Les médecins de tout le pays constatent une augmentation alarmante du nombre de nouveau-nés qui saignent à mort – et une tendance inquiétante des parents en est la cause.
Alors qu’ils étaient tous initialement en bonne santé à la naissance, un garçon de 7 semaines du Maryland a eu des convulsions soudaines, un nouveau-né du Kentucky a vomi avant de devenir léthargique et une fille de l’Alabama a arrêté de respirer pendant plusieurs secondes avant de mourir, comme le rapporte cette semaine ProPublica.
Leurs pathologies auraient facilement pu être évitées grâce à une recommandation standard à la naissance, que les parents refusent en masse.
Les bébés ont développé des saignements par carence en vitamine K (VKDB), une maladie rare mais potentiellement mortelle qui peut être évitée avec une seule injection de vitamine K.

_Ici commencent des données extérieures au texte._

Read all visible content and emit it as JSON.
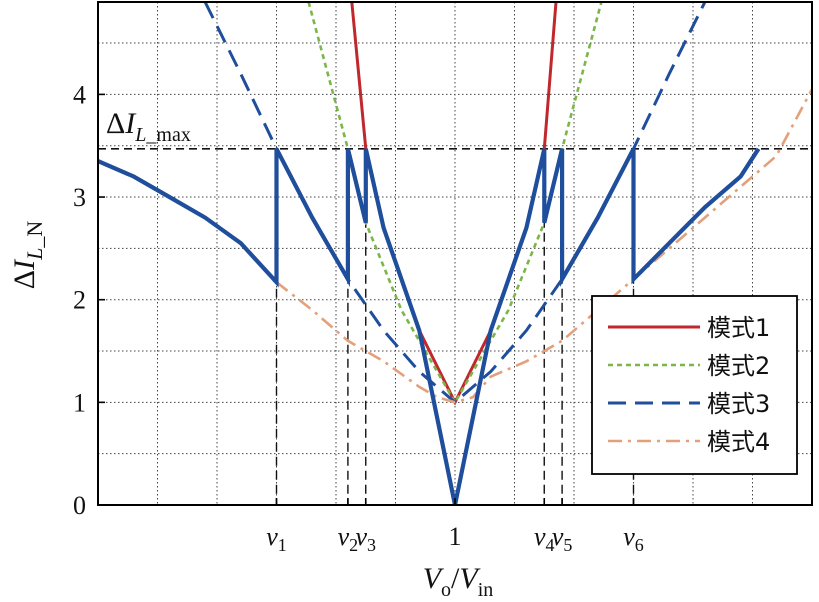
{
  "chart_data": {
    "type": "line",
    "title": "",
    "xlabel": "Vo/Vin",
    "ylabel": "ΔIL_N",
    "ylim": [
      0,
      4.9
    ],
    "xlim": [
      0.0,
      2.0
    ],
    "yticks": [
      0,
      1,
      2,
      3,
      4
    ],
    "xticks": [
      {
        "x": 0.5,
        "label": "v1"
      },
      {
        "x": 0.7,
        "label": "v2"
      },
      {
        "x": 0.75,
        "label": "v3"
      },
      {
        "x": 1.0,
        "label": "1"
      },
      {
        "x": 1.25,
        "label": "v4"
      },
      {
        "x": 1.3,
        "label": "v5"
      },
      {
        "x": 1.5,
        "label": "v6"
      }
    ],
    "grid": true,
    "legend_position": "bottom-right",
    "reference_line": {
      "y": 3.47,
      "label": "ΔIL_max"
    },
    "colors": {
      "mode1": "#c0282d",
      "mode2": "#7ab648",
      "mode3": "#1f4e9c",
      "mode4": "#e3a07a",
      "result": "#1f4e9c"
    },
    "series": [
      {
        "name": "模式1",
        "style": "solid",
        "color": "#c0282d",
        "points": [
          [
            0.711,
            4.9
          ],
          [
            0.75,
            3.47
          ],
          [
            0.8,
            2.7
          ],
          [
            0.9,
            1.7
          ],
          [
            1.0,
            1.0
          ],
          [
            1.1,
            1.7
          ],
          [
            1.2,
            2.7
          ],
          [
            1.25,
            3.47
          ],
          [
            1.283,
            4.9
          ]
        ]
      },
      {
        "name": "模式2",
        "style": "dotted",
        "color": "#7ab648",
        "points": [
          [
            0.59,
            4.9
          ],
          [
            0.7,
            3.47
          ],
          [
            0.75,
            2.75
          ],
          [
            0.85,
            1.9
          ],
          [
            1.0,
            1.0
          ],
          [
            1.15,
            1.9
          ],
          [
            1.25,
            2.75
          ],
          [
            1.3,
            3.47
          ],
          [
            1.41,
            4.9
          ]
        ]
      },
      {
        "name": "模式3",
        "style": "dashed",
        "color": "#1f4e9c",
        "points": [
          [
            0.3,
            4.9
          ],
          [
            0.4,
            4.2
          ],
          [
            0.5,
            3.47
          ],
          [
            0.6,
            2.8
          ],
          [
            0.7,
            2.2
          ],
          [
            0.8,
            1.7
          ],
          [
            0.9,
            1.3
          ],
          [
            1.0,
            1.0
          ],
          [
            1.1,
            1.3
          ],
          [
            1.2,
            1.7
          ],
          [
            1.3,
            2.2
          ],
          [
            1.4,
            2.8
          ],
          [
            1.5,
            3.47
          ],
          [
            1.6,
            4.2
          ],
          [
            1.7,
            4.9
          ]
        ]
      },
      {
        "name": "模式4",
        "style": "dashdot",
        "color": "#e3a07a",
        "points": [
          [
            0.5,
            2.17
          ],
          [
            0.6,
            1.9
          ],
          [
            0.7,
            1.6
          ],
          [
            0.8,
            1.4
          ],
          [
            0.9,
            1.15
          ],
          [
            0.95,
            1.05
          ],
          [
            1.0,
            1.0
          ],
          [
            1.05,
            1.05
          ],
          [
            1.1,
            1.25
          ],
          [
            1.2,
            1.4
          ],
          [
            1.3,
            1.6
          ],
          [
            1.4,
            1.9
          ],
          [
            1.5,
            2.2
          ],
          [
            1.6,
            2.5
          ],
          [
            1.7,
            2.8
          ],
          [
            1.8,
            3.1
          ],
          [
            1.9,
            3.4
          ],
          [
            2.0,
            4.05
          ]
        ]
      },
      {
        "name": "",
        "style": "thick",
        "color": "#1f4e9c",
        "points": [
          [
            0.0,
            3.35
          ],
          [
            0.1,
            3.2
          ],
          [
            0.2,
            3.0
          ],
          [
            0.3,
            2.8
          ],
          [
            0.4,
            2.55
          ],
          [
            0.5,
            2.17
          ],
          [
            0.5,
            3.47
          ],
          [
            0.6,
            2.8
          ],
          [
            0.7,
            2.2
          ],
          [
            0.7,
            3.47
          ],
          [
            0.75,
            2.75
          ],
          [
            0.75,
            3.47
          ],
          [
            0.8,
            2.7
          ],
          [
            0.9,
            1.7
          ],
          [
            1.0,
            0.0
          ],
          [
            1.1,
            1.7
          ],
          [
            1.2,
            2.7
          ],
          [
            1.25,
            3.47
          ],
          [
            1.25,
            2.75
          ],
          [
            1.3,
            3.47
          ],
          [
            1.3,
            2.2
          ],
          [
            1.4,
            2.8
          ],
          [
            1.5,
            3.47
          ],
          [
            1.5,
            2.2
          ],
          [
            1.6,
            2.55
          ],
          [
            1.7,
            2.9
          ],
          [
            1.8,
            3.2
          ],
          [
            1.85,
            3.47
          ]
        ]
      }
    ]
  }
}
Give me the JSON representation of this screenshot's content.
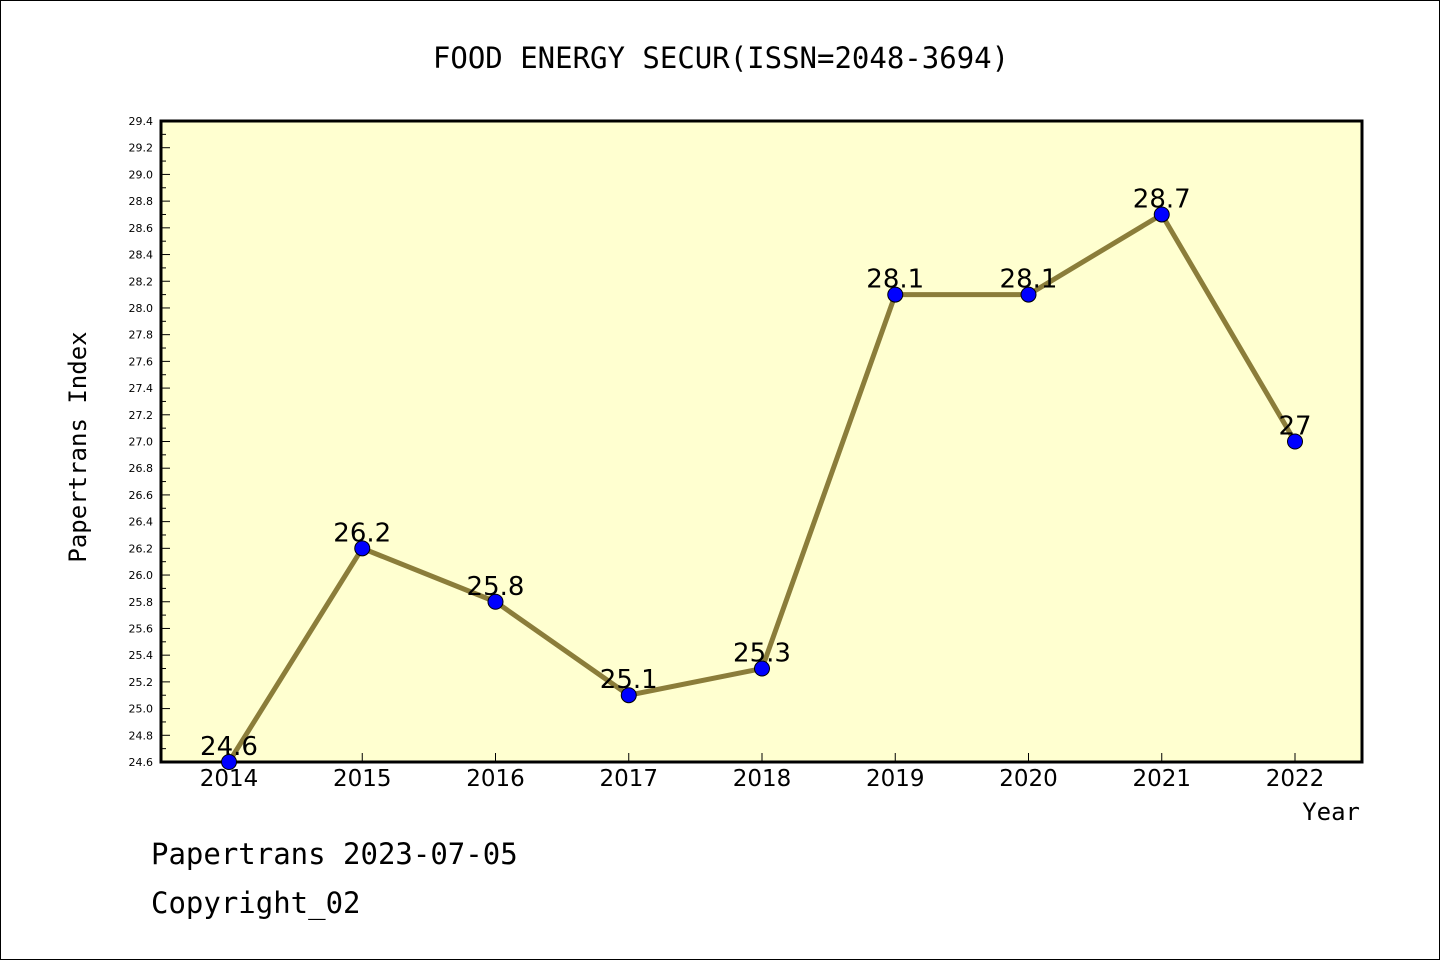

La vitamine K joue un rôle essentiel dans notre corps, et elle est particulièrement importante pour les nouveau-nés.
« Les bébés naissent avec une quantité limitée de facteurs de coagulation qui s’épuisent assez rapidement », a déclaré au Post le Dr Candice Foy, pédiatre et directrice médicale de la crèche des nouveau-nés de l’hôpital pour enfants Stony Brook.
« La vitamine K les aide à produire davantage de facteurs de coagulation pour aider à prévenir les saignements importants », a-t-elle ajouté.
Les bébés manquent de vitamine K à la naissance, car elle n’est pas facilement transmise de la mère au fœtus par le placenta ou le lait maternel, qui n’en contient que de petites quantités.
Et, malheureusement, les bébés ne commencent à recevoir davantage de vitamines que lorsqu’ils commencent à manger des purées avec des légumes-feuilles comme les épinards, vers 6 mois.
Selon Foy, la carence en vitamine K augmente considérablement les risques de saignements graves au cours de la première semaine et se poursuivent au cours des six mois suivants.
Malgré les bienfaits qui sauvent des vies, les parents continuent de refuser l’injection de vitamine K, soit en raison de fausses informations médicales selon lesquelles l’injection de vitamine est un vaccin, soit en raison d’une méfiance croissante à l’égard des systèmes de santé.
On craint également que l’injection de vitamines puisse être liée au cancer. Cependant, plusieurs études n’ont montré aucun lien.
L’injection de vitamine K est recommandée à tous les nouveau-nés peu de temps après la naissance depuis 1961, selon l’American Academy of Pediatrics.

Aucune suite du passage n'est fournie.